I felt my brow furrow. “But I only just met her.”
Betty shrugged. “She has no family. They were slaughtered in a home invasion when she was three. She’d left the house through a door left open, found wandering the streets two weeks later. Her ghosts had hidden her from the men who killed her family. They never saw her.” Betty gestured with an open hand to the gray matter still moving around me. “She sent her ghosts to help protect you.”
My eyes filled. “But Lucian…”
“Lucian has a soft spot for Fiona. He won’t hurt her.” Strummer put earbuds in his ears and sat back. “Let’s go.”
“Where are we going?” I asked.
“Lucian’s,” Betty said. “Do you have anywhere else to go?”
I shook my head. “No.”
“We’ll drop your friend off first,” she said.
“No.” Mick shook his head. “She’s staying with me.”
“No,” I said. “I’m not like you. You’ll end up hurt, or worse.”
“She’s right,” Betty said. “There are things out there that will steal her for her energy. Things worse than anything you’ve ever seen. They will kill you for her.”
So those were the things my father had hidden me from. The things Delia had tried to keep me safe from.

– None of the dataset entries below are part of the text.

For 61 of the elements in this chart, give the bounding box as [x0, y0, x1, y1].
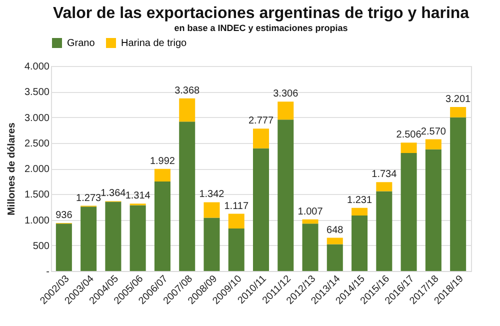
bar	[450, 117, 466, 271]
y-tick-label: 3.500	[24, 87, 50, 98]
y-tick-label: 500	[32, 240, 50, 252]
total-label: 1.117	[224, 200, 249, 212]
bar	[154, 181, 170, 271]
total-label: 1.007	[298, 206, 324, 218]
y-tick-label: 4.000	[24, 62, 50, 72]
total-label: 1.342	[199, 189, 225, 200]
bar	[278, 102, 294, 120]
y-tick-label: 3.000	[24, 112, 50, 124]
bar	[425, 149, 442, 271]
bar	[278, 120, 294, 271]
legend-label: Harina de trigo	[121, 38, 188, 49]
bar	[228, 228, 244, 271]
bar	[352, 215, 368, 271]
y-tick-label: 2.000	[24, 164, 50, 175]
total-label: 2.777	[248, 116, 274, 127]
chart-subtitle: en base a INDEC y estimaciones propias	[174, 23, 348, 33]
bar	[179, 122, 196, 271]
total-label: 936	[56, 210, 73, 222]
total-label: 1.231	[347, 194, 372, 206]
y-tick-label: 2.500	[24, 138, 50, 150]
total-label: 1.314	[125, 190, 151, 202]
bar	[400, 153, 417, 271]
bar	[252, 128, 270, 148]
total-label: 2.570	[420, 126, 446, 138]
bar	[154, 168, 170, 182]
bar	[326, 238, 343, 244]
total-label: 1.364	[100, 188, 126, 200]
total-label: 2.506	[396, 130, 422, 141]
y-tick-label: -	[46, 266, 50, 278]
bar	[302, 224, 318, 271]
total-label: 3.306	[273, 88, 299, 100]
bar	[204, 202, 220, 218]
bar	[80, 206, 97, 271]
total-label: 1.992	[150, 156, 176, 167]
total-label: 1.273	[76, 192, 102, 204]
chart-title: Valor de las exportaciones argentinas de trigo y harina	[52, 5, 470, 22]
y-tick-label: 1.000	[24, 215, 50, 226]
y-tick-label: 1.500	[24, 190, 50, 201]
bar	[179, 98, 196, 122]
bar	[425, 139, 442, 150]
bar	[352, 208, 368, 216]
legend-label: Grano	[67, 38, 96, 49]
bar	[130, 205, 146, 271]
total-label: 1.734	[372, 169, 398, 180]
total-label: 648	[326, 224, 344, 236]
bar	[326, 244, 343, 271]
y-axis-title: Millones de dólares	[6, 122, 18, 216]
bar	[376, 191, 392, 271]
bar	[228, 214, 244, 229]
bar	[450, 106, 466, 118]
bar	[376, 182, 392, 192]
bar	[302, 219, 318, 224]
bar	[252, 148, 270, 271]
bar	[204, 218, 220, 271]
bar	[400, 142, 417, 154]
bar	[56, 224, 72, 271]
total-label: 3.201	[446, 94, 472, 105]
bar	[105, 202, 122, 271]
total-label: 3.368	[174, 85, 200, 96]
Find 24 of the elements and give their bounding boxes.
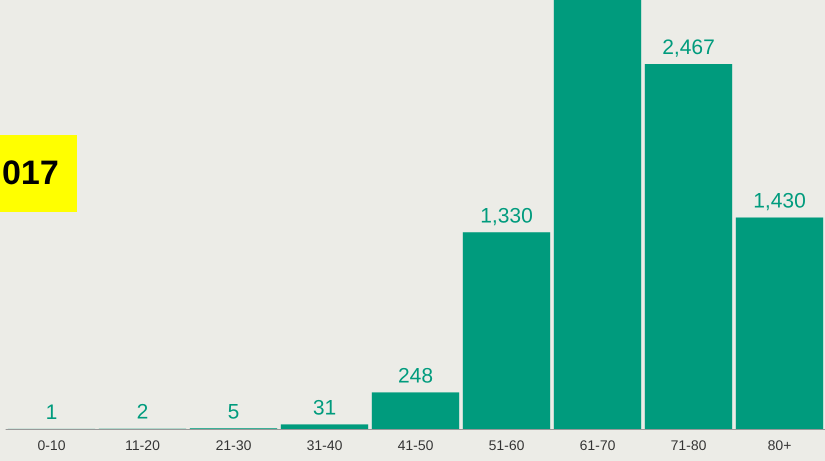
bar (462, 232, 550, 429)
data-label: 1 (46, 400, 58, 424)
bar (644, 64, 732, 429)
annotation: 017 (2, 154, 59, 192)
x-tick-label: 0-10 (37, 437, 66, 453)
x-tick-label: 80+ (768, 437, 792, 453)
data-label: 1,330 (480, 204, 533, 228)
x-tick-label: 21-30 (216, 437, 252, 453)
x-tick-label: 71-80 (670, 437, 707, 453)
x-tick-label: 41-50 (398, 437, 434, 453)
data-label: 248 (398, 364, 434, 388)
x-tick-label: 31-40 (306, 437, 343, 453)
x-tick-label: 11-20 (125, 437, 160, 453)
bar (372, 392, 460, 429)
x-tick-label: 61-70 (580, 437, 616, 453)
data-label: 5 (228, 400, 240, 424)
data-label: 2 (136, 400, 148, 424)
data-label: 1,430 (753, 189, 806, 212)
data-label: 2,467 (662, 36, 715, 60)
bar (736, 217, 824, 429)
bar (280, 424, 368, 429)
bar (554, 0, 642, 429)
data-label: 31 (312, 396, 336, 420)
x-tick-label: 51-60 (488, 437, 525, 453)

“I thought it was Lucian. He’s like…the Devil.”
“No. Lucian is a businessman. That’s all. He can keep you safe from the others.”
“Nobody can keep me safe.”
“I’ll try,” Strummer murmured.
“No,” Mick said. “I’m not leaving you.”
“You have no choice, dude.” Strummer sat up and glared at Mick. “Just walk away.”

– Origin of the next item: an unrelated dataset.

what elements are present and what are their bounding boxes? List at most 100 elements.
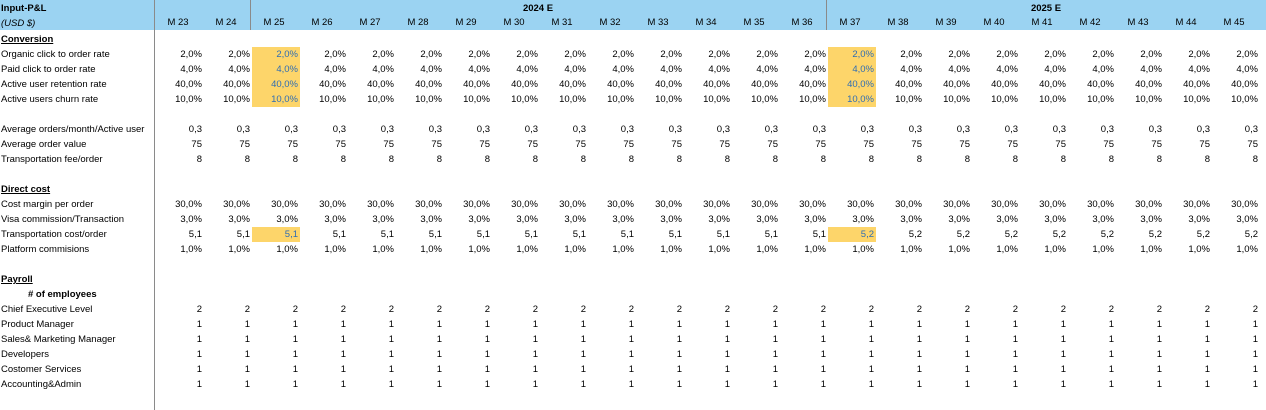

Mick jammed on the brakes. The truck lurched forward before stopping. He turned toward us and moved his body between the seats, his face an inch from Strummer’s. “Make me.”
Strummer grinned, tilted his head and narrowed his eyes.
Mick’s eyelids fluttered and he fell forward.
“No!” I reached for him. “What did you do?”
“He’s fine,” Strummer said. “Just asleep. Who wants to drive?”
This was my town. I’d drive myself out of it.
I got out of the truck and Strummer helped me move Mick to the passenger seat. Betty moved to the back.
We dropped Mick off, got him into his house, and left the Navigator parked in the driveway.
Then we got into a black sedan that slid to a stop on the curb in front of us.
The tinted window moved down and Lucian’s dark eyes regarded me coldly. “Get in.”
Without a word, the three of us got into the car.
Why not? I had nowhere else to go.
I sat back, my head resting against the back of the seat, and let Fiona’s ghosts move over me as we headed down the road, leading to places I wasn’t sure I wanted to see, but I no longer had a choice.
As we drove along the road, a familiar figure moving along the side of the road made me sit up and shout, “Stop the car!”